If you remember a couple of years ago when the African American Museum at the Smithsonian pushed the idea that the nuclear family, meritocracy, working hard, self-reliance, being polite, being on time, proper use of the language, writing using proper grammar, and rational, linear thinking (i.e., problem solving), planning for the future, and respecting authority, among many others, are all constructs of “white culture” and are therefore racist.
It doesn’t seem to me that any of this is helpful to the advancement of black Americans.
But what do I know, I’m just some white guy who owes anything he has or has achieved to white privilege ( even though I grew up dirt poor in rural Mississippi alongside hard working black families in the middle of the Civil Rights struggle. I can guarantee that I understand that “experience” better than people like Barack Obama, Lori Lightfoot or Karine Jean Pierre (who, by the way, is the first black, openly gay, immigrant woman, married to a CNN correspondent, White House spokesperson).
I may have missed it during the fiery, yet mostly peaceful riots, but I don’t hear black American parents say that they’d like their children to be ignorant, to slack off, be rude, shirk responsibility and look to government to support them.
Reverse the races and apply these policies - I would argue that the outcomes would be the same. An argument could be made that right now, in poor areas where whites are a majority and many of these beliefs are active within the political structure, they are the same.

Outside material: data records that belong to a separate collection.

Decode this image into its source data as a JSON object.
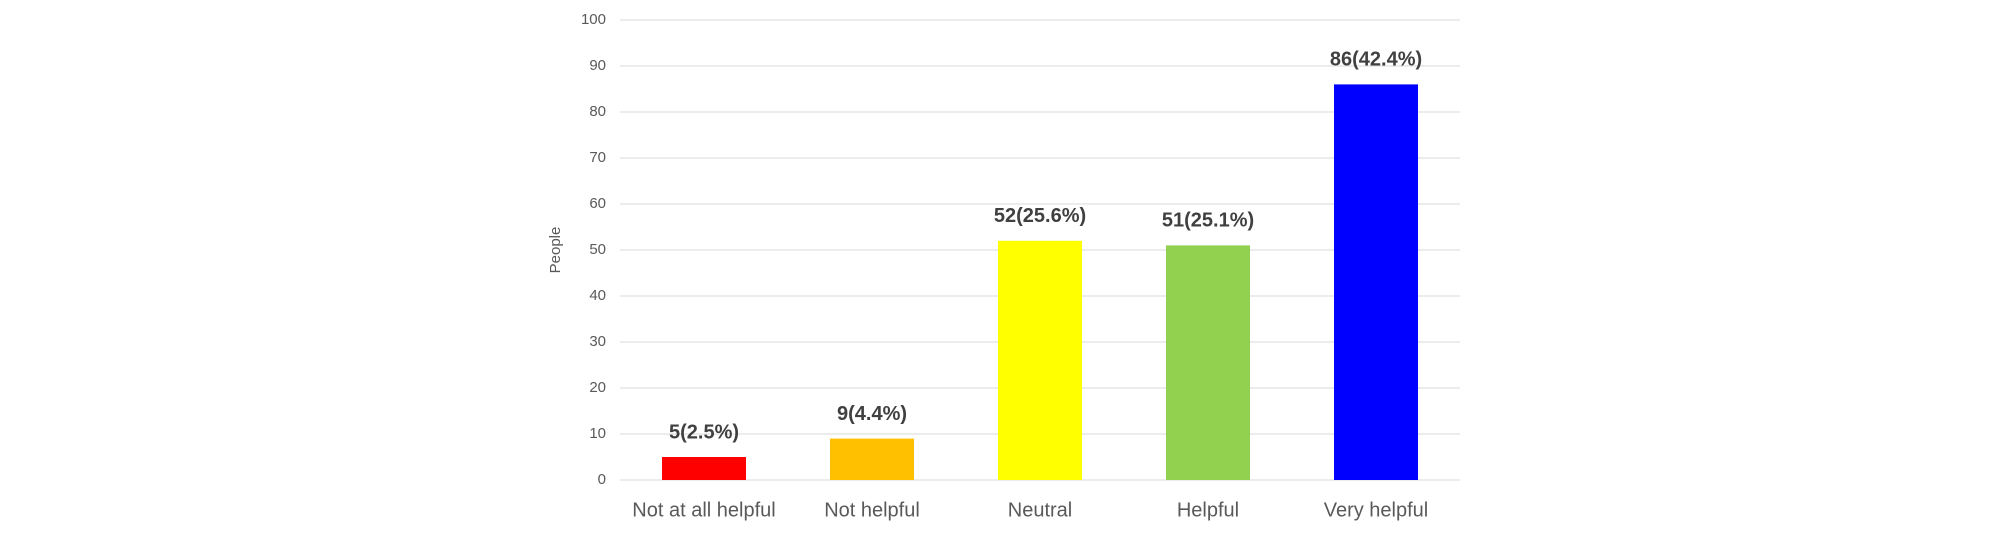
{
  "chart_data": {
    "type": "bar",
    "y_label": "People",
    "categories": [
      "Not at all helpful",
      "Not helpful",
      "Neutral",
      "Helpful",
      "Very helpful"
    ],
    "values": [
      5,
      9,
      52,
      51,
      86
    ],
    "value_labels": [
      "5(2.5%)",
      "9(4.4%)",
      "52(25.6%)",
      "51(25.1%)",
      "86(42.4%)"
    ],
    "colors": [
      "#ff0000",
      "#ffc000",
      "#ffff00",
      "#92d050",
      "#0000ff"
    ],
    "ylim": [
      0,
      100
    ],
    "yticks": [
      0,
      10,
      20,
      30,
      40,
      50,
      60,
      70,
      80,
      90,
      100
    ],
    "grid": true
  }
}
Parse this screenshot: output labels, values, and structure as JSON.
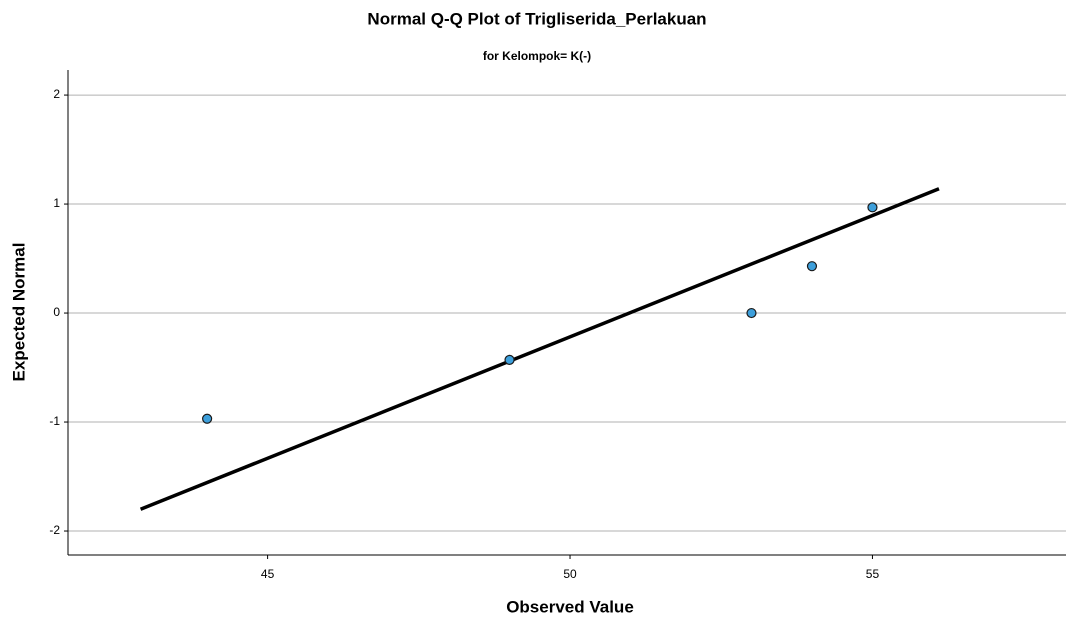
{
  "chart_data": {
    "type": "scatter",
    "title": "Normal Q-Q Plot of Trigliserida_Perlakuan",
    "subtitle": "for Kelompok= K(-)",
    "x_label": "Observed Value",
    "y_label": "Expected Normal",
    "x": [
      44,
      49,
      53,
      54,
      55
    ],
    "series": [
      {
        "color": "#3d9fdb",
        "values": [
          -0.97,
          -0.43,
          0,
          0.43,
          0.97
        ]
      }
    ],
    "reference_line": {
      "x": [
        42.9,
        56.1
      ],
      "y": [
        -1.8,
        1.14
      ],
      "color": "#000000"
    },
    "xlim": [
      41.7,
      58.2
    ],
    "xticks": [
      45,
      50,
      55
    ],
    "ylim": [
      -2.22,
      2.23
    ],
    "yticks": [
      -2,
      -1,
      0,
      1,
      2
    ],
    "grid": true
  }
}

The self-anointed, self-appointed white “saviors” are just white progressives who want to burn the candle at both ends, nothing they say about other whites apply to them and they perpetuate racism that is convenient to their purposes. They hide their racism behind false accusations, toxic philosophies, and communistic ideologies.
The more you look at these situations, the more you come to understand the roots of this brand of racism are ideological, not racial.
Bullet Point #3 seems to contradict #2. Admittedly, both statements are true; but we live in a capitalist society where supply must meet demand. This is why there is an inordinate number of abortion clinics in black communities.